O pescador arca com todo o investimento na arte da pesca, bem como com o seu trabalho cotidiano e com a manutenção da arte de pesca.
Com isto, evidentemente, há certa renda em contrapartida pelo seu trabalho, mas em se tratando de um processo quase primitivo como não poderia ser de outra forma, é naturalmente aleatório.
Na verdade, quem mais ganha com o seu trabalho é o atravessador. Que o próprio nome identifica como um explorador que lhes compra o pescado na porta da casa e paga no final de semana.
Desta forma, ensejando ao dito atravessador um lucro exorbitante de três ou quatro vezes maior que o inicial, todavia sem ao menos ter investido um Real sequer na atividade especulativa.
É esse mesmo atravessador quem arbitra o preço, às vezes de forma injusta, pois o mesmo não obedece às leis do mercado (oferta e procura), mas sim a sua ganância por maiores lucros.
Falta aqui a presença ou a mão do poder público para racionalizar a comercialização, fazendo-se presente e dando apoio às iniciativas para se constituir cooperativas.
Esses organismos uma vez constituídos por pescadores, ordenariam uma pesca mais sensata e, como conseqüência, aufeririam maiores lucros em benefício dos próprios cooperativados, afastando de uma vez o atravessador especulativo do sistema.
Além de ser uma forma organizacional perfeitamente constituída pela classe, o município em contrapartida arrecadaria mais imposto com a comercialização efetuada por essa instituição.
Se assim fosse, o poder público poderia prestar melhores serviços à população, tirando o atravessador do sistema que somente sonega e nada arrecada para os cofres empobrecidos do município.
Infelizmente não existe essa preocupação pública e cidadã, porque o poder público sofre de dormência intelectual e falta de vontade política.
Como podemos observar, o poder público é simplesmente: ineficaz, inepto, feudal. Interessando-se apenas pelo poder e para o poder.
Existe apenas o interesse em dar emprego em troca de votos e locupletar-se com o salário avantajado do poder executivo que, por certo, é acrescido dos expedientes da maldita corrupção.
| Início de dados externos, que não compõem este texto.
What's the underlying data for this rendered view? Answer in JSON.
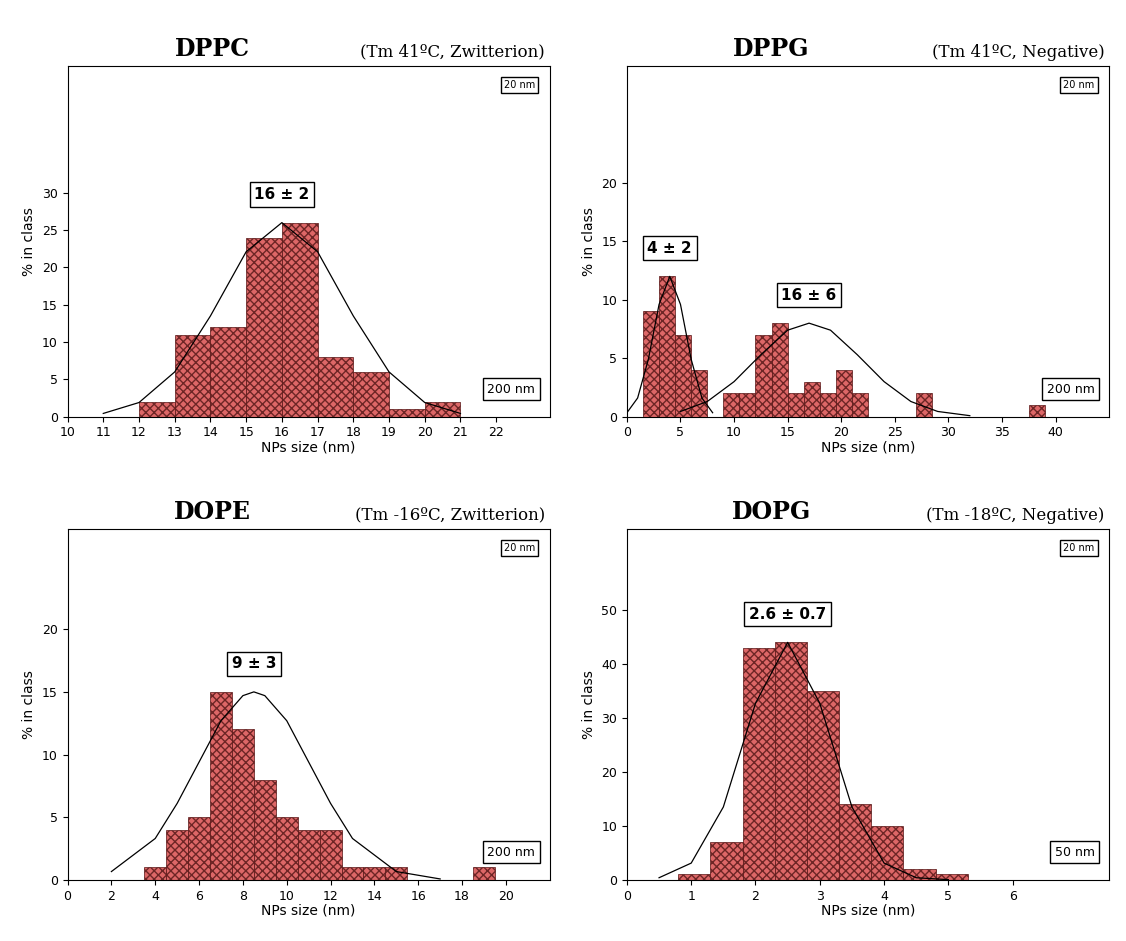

Para se exercer o pecado público da corrupção não se exige sagacidade intelectual. Parece que ela é endêmica em todos os poderes ou no próprio homem e se espalha pela Nação inteira.
Não sei por que qualquer analfabeto que se elege, é logo tido como um corrupto contumaz?
Administrar a coisa pública é uma atividade somente dos homens de bem e pelo visto estamos carentes dessa espécie rara.
Aqui neste município impera uma política retrógrada e sem uma filosofia definida, entretanto, nota-se uma ausência de idealismo político que deveria ser direcionado em benefício do povo, contudo, persiste uma disputa acirrada e truculenta pelo poder.
Por certo, deverá existir uma compensação muito lucrativa no desempenho da arte política.
Os políticos exercem para si mesmos a famosa lei de Gerson, que é o de levar vantagem em tudo, mesmo que seja em detrimento e prejuízo do povo e, quanto a esse mesmo povo, o negócio é mantê-lo à distância, carente, pedinte e sem uma cidadania digna.
Tem político que afirma com o leviano descaramento dizer que, o povo quer somente foguete, dança e porrete.
2ª Parte
Identificando o fenômeno e sugerindo ações.
Diante das dificuldades aqui expostas, e ao ver com maior profundidade o perfil sociológico dessa comunidade desprotegida pelos fatores naturais e pelo poder público modernamente feudal, verifica-se um fenômeno que já vem ocorrendo faz um século e não é observável.
O fenômeno a que me refiro diz respeito à migração que se processou e continua a se processar de forma paulatina e contínua, provocando um efeito sui generis, como tentaremos explicar ao longo desta exposição.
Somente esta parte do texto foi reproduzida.